"Birth and death both belong to life; they constitute two opposites which condition each other; they are the two extreme poles in each manifestation of life. This is just what the deepest of all mythologies, the Hindu, has expressed by investing Siva the goddess of destruction with a necklace of skulls and the Lingam, the organ of reproduction. Death is the painful dissolution of a knot which was tied in pleasure, it is the forcible doing away with the fundamental mistake of our existence, it is deliverance from a delusion."

He let the book drop, for he heard someone crying and tossing about in his bed. Who was in the bed? He saw a body, the under part of which was painfully contorted by cramp, while the muscles of the chest stood out strained like the staves of a cask, and he heard a low, hollow sound like a shriek smothered under the bed-clothes. It was his own body! Had he then been divided into two, that he heard and saw himself as though he were another person? The screaming continued. The door opened and the mild-mannered landlady came in, probably alter knocking.
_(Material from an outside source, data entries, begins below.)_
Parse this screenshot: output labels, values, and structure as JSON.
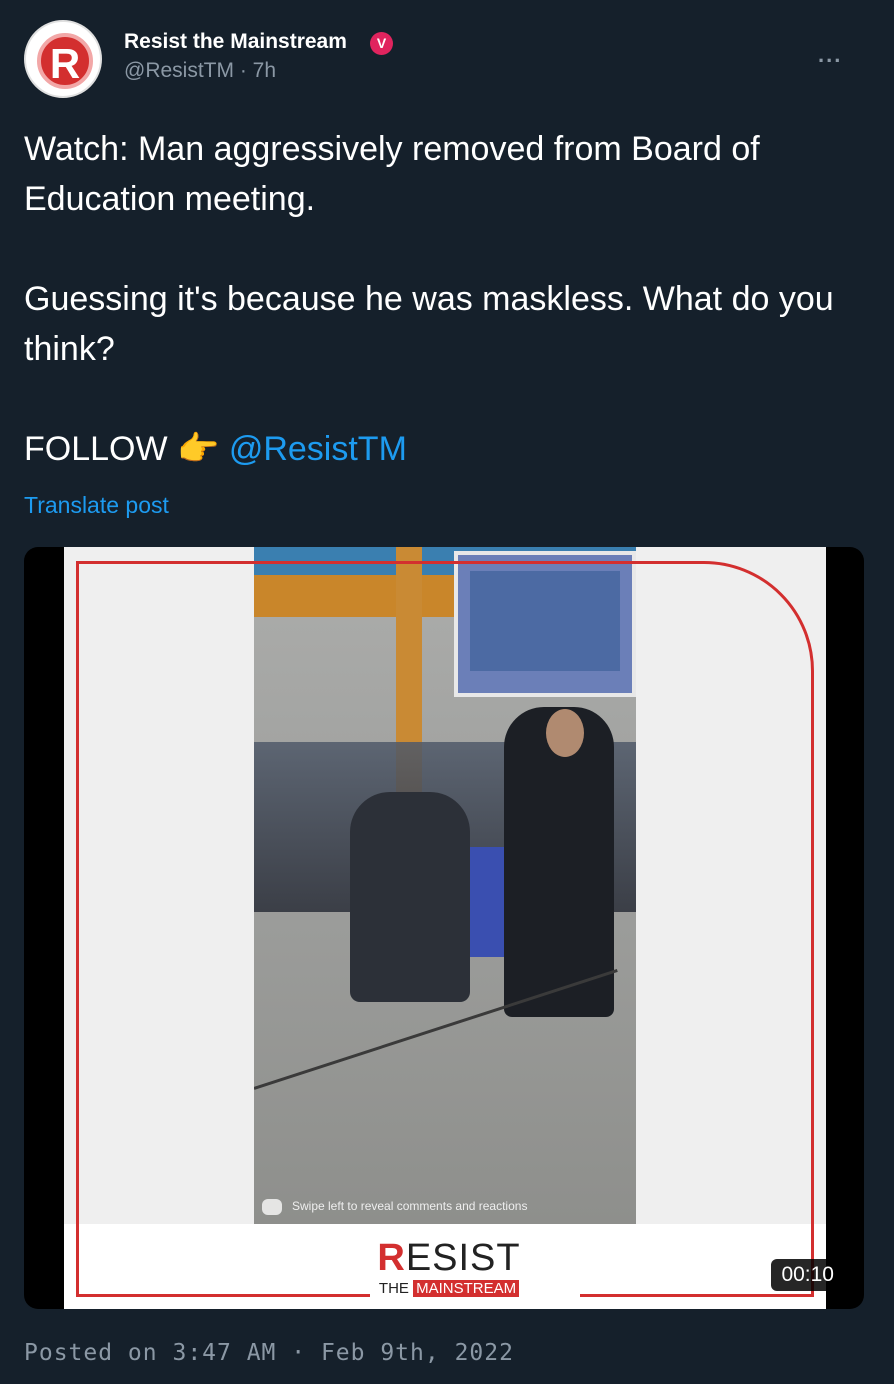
{
  "account": {
    "display_name": "Resist the Mainstream",
    "verified_badge": "V",
    "handle": "@ResistTM",
    "separator": "·",
    "time_ago": "7h",
    "avatar_letter": "R"
  },
  "more_menu": "...",
  "tweet": {
    "line1": "Watch: Man aggressively removed from Board of Education meeting.",
    "line2": "Guessing it's because he was maskless. What do you think?",
    "follow_label": "FOLLOW",
    "follow_emoji": "👉",
    "mention": "@ResistTM"
  },
  "translate_label": "Translate post",
  "media": {
    "swipe_caption": "Swipe left to reveal comments and reactions",
    "brand_r": "R",
    "brand_rest": "ESIST",
    "brand_the": "THE",
    "brand_mainstream": "MAINSTREAM",
    "duration": "00:10"
  },
  "posted_on": "Posted on 3:47 AM · Feb 9th, 2022",
  "colors": {
    "background": "#15202b",
    "link": "#1d9bf0",
    "brand_red": "#d32f2f",
    "muted": "#8b98a5"
  },
  "icons": {
    "verified": "verified-badge-icon",
    "more": "more-dots-icon",
    "play": "video-icon"
  }
}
"What does the gentleman want?" she asked with shining eyes and a peculiar smile upon her lips.

"I!" answered the sick man. "Nothing! But I am very ill and would like to see a doctor."

"There is no doctor here, but the priest is accustomed to help us," answered the woman, smiling no longer.

"Send for the priest then," said the lieutenant, "though I don't generally like them."

"But when one is ill, one likes them," said the woman, and disappeared.

When the priest entered he went to the bed and took the sick man's wrist.

"What do you think it is?" asked the latter. "What do you think it is?"

"A bad conscience," was the priest's brief reply.